President Joe Biden made the announcement during a virtual summit aimed at boosting global vaccination rates against the coronavirus and rallying world leaders to do more.

“To beat the pandemic here we need to beat it everywhere,” Biden said as he kicked off the summit, which included leaders from Britain, Canada, Indonesia and South Africa, as well as World Health Organisation head, Dr Tedros Adhanom Ghebreyesus.

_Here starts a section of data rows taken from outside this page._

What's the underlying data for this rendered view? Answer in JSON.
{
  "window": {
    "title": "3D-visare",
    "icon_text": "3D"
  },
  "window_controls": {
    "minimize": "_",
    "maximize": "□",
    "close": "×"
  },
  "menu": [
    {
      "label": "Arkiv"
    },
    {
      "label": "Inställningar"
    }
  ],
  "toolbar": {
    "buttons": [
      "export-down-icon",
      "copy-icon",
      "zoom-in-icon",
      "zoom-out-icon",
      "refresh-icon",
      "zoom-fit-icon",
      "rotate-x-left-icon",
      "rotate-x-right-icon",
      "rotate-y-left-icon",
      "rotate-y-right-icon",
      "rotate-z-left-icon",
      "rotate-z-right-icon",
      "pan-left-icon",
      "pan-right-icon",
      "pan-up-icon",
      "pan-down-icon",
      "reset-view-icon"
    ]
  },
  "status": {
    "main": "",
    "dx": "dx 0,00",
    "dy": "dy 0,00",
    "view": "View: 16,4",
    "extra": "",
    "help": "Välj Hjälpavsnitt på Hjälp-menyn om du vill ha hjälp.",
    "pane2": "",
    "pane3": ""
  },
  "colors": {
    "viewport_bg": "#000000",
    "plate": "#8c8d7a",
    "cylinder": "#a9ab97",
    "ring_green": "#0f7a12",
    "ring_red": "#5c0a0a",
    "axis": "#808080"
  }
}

“This is an all-hands on deck crisis,” Biden said of the pandemic that has raged since early last year, killing at least 4.913 million people.

The additional vaccines will bring U.S. donations to more than 1.1 billion doses, far short of the five billion to six billion doses global health experts said were needed by poorer countries.

Delivery of the new tranche will begin in January.

Biden said the U.S. would provide U.S. $370 million “to support administering these shots” and more than U.S. $380 million to help the Global Vaccine Alliance (GAVI) handle vaccine distribution in regions with the greatest need.

The vaccines from Pfizer Inc and BioNTech SE will be made in the United States and shipped to low and lower middle-income countries.

A source familiar with the issue said the U.S. government would pay about U.S. $7 a dose.

The COVAX facility, backed by the World Health Organisation and GAVI, has delivered more than 286 million COVID-19 vaccine doses to 141 countries, GAVI data shows.

In September, the organisations running the facility had to cut their 2021 delivery target by nearly 30 per cent to 1.425 billion doses.

Vaccination rates in some countries, including Haiti and the Democratic Republic of Congo, are less than one per cent, a Reuters tracker shows.

United Nations Secretary General Antonio Guterres reprimanded world leaders on Tuesday for the inequitable distribution of COVID-19 vaccines, describing it as an “obscenity” and giving the globe an “F in Ethics”.